Set 1.4 Question 34 See attachment. Work out (a) through (c). [ATTACH=full]117[/ATTACH]
a. the area of triangle is equal to area of rectangle minus the area of three right triangles A=(3,4) B=(8,5) C=(7,8} sides of rectangle are: from A to vertical side contains B, distance is 5 units (the length of rectangle) from A to vertical side contains C, distance is 4 units (the width of rectangle) area of rectangle is 5*4=20 right triangle with hypotenuse AC has an area of (4*4)/2=16/2=8 right triangle with hypotenuse AB has an area of (5*1))/2=5/2=2.5 right triangle with hypotenuse BC has an area of (3*1))/2=3/2=1.5 add all: 8+2.5+1.5=12 then area of triangle ABC is: 20-12=8 b.

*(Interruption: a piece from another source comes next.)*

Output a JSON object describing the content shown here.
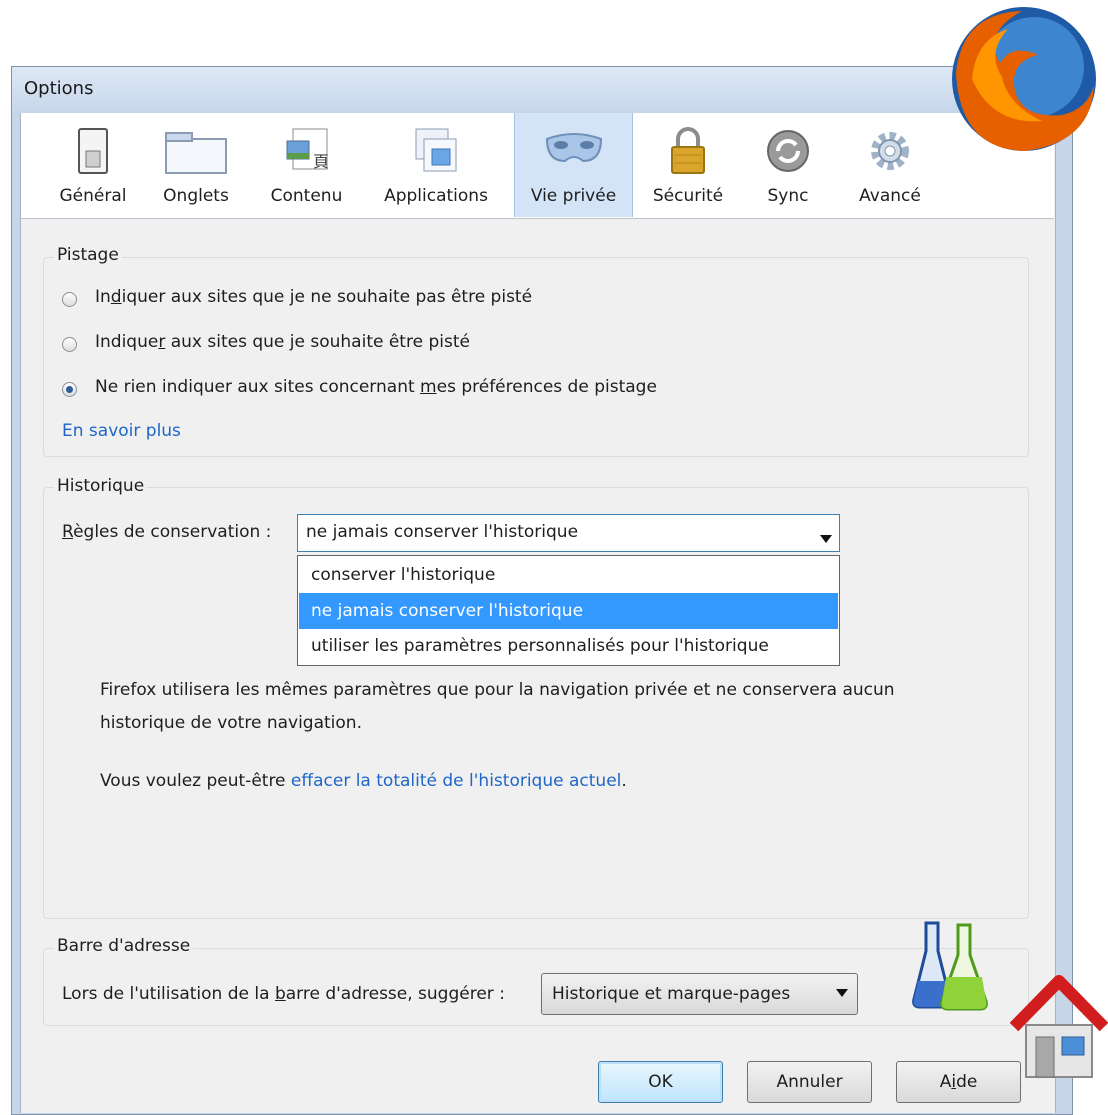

A=(1,3) B=(4,1) C=(10,4) horizontal distance from A to C is 9 units vertical distance from B to C is 3 units sides of rectangle are:9 and 4 area of rectangle is: 9*3=27 right triangle with hypotenuse AC has an area of (9*1)/2=9/2 right triangle with hypotenuse AB has an area of (3*2))/2=3 right triangle with hypotenuse BC has an area of (6*3))/2=9 then area of triangle ABC is: 27-(9/2+3+9)=10.5 c) using formula (1/2)(x1*y2-x2*y1 +x2*y3-x3*y2+x3*y1-x1*y3) A=(1,3)=(x1,y1) B=(4,1)=(x2,y2) C=(10,4)=(x3,y3) area of triangle ABC is: (1/2)(x1*y2-x2*y1 +x2*y3-x3*y2+x3*y1-x1*y3) =(1/2)(1*1-4*3 +4*4-10*1+10*3-1*4) =(1/2)(21) =10.5
I will post questions like this one from time to time. Due to lack of time, I don't have time to completely deep into a problem like this one but at least I have a legitimate reason: working full-time.